As per a new report at The Wall Street Journal, the state-run China Academy of Engineering Physics (CAEP) - reportedly the country's top nuclear weapons research institute - has managed to get a hold of Intel and NVIDIA hardware. Which we assume have been used to do all of that atomic research.

Hardware from both suppliers has been on an export blocklist since 1997, but even so, the chips were obtained from resellers in China. The CAEP is specifically on the blocklist because of its work in nuclear science, with the report claiming that the study of "computational fluid dynamics" is code for nuclear explosions. To circumvent the restrictions, the CAEP has set up multiple entities and over a dozen aliases, and many of these have been added to the blocklist as recently as June 2020.

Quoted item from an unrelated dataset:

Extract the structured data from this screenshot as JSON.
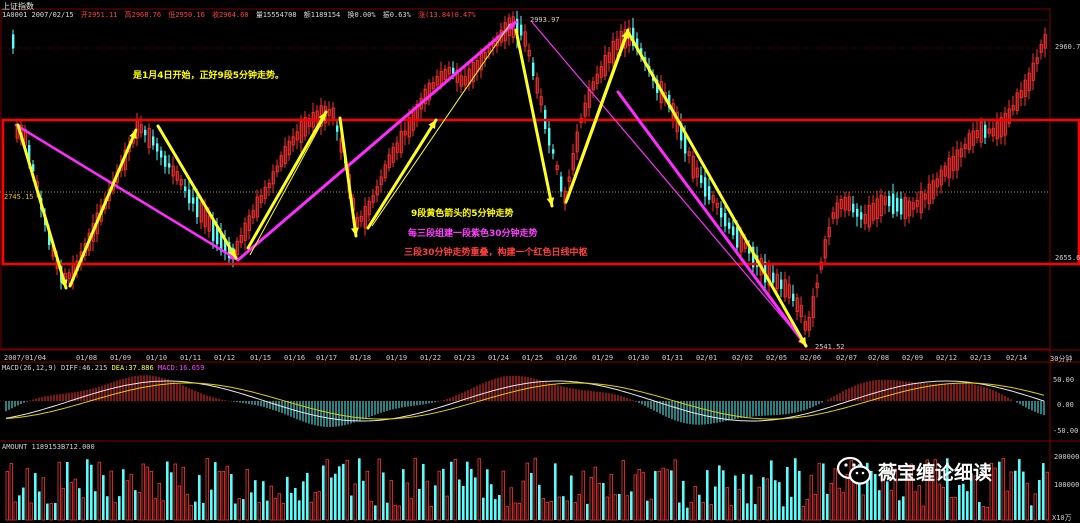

So then, how did they find out about the chips? A review of research papers published by CAEP over the past decade found references to hardware from Intel and NVIDIA - like an Intel Core i7-7800X processor and an NVIDIA GeForce GTX 1080 Ti graphics card. Multiple research papers feature sections about "maintaining nuclear stockpiles," which is a scary thought in its own right. The report notes that the chips used cover everything from 7nm to 14nm process nodes, though there are no records of Intel and NVIDIA chips launched within the last two years being used.
NVIDIA has responded to the report confirming that CAEP is using standard off-the-shelf GPUs for its research and that, based on the vast volumes of GPUs, it would be impossible to track them all. Intel added that it complies with all export regulations and sanctions and expects the same from its distributors.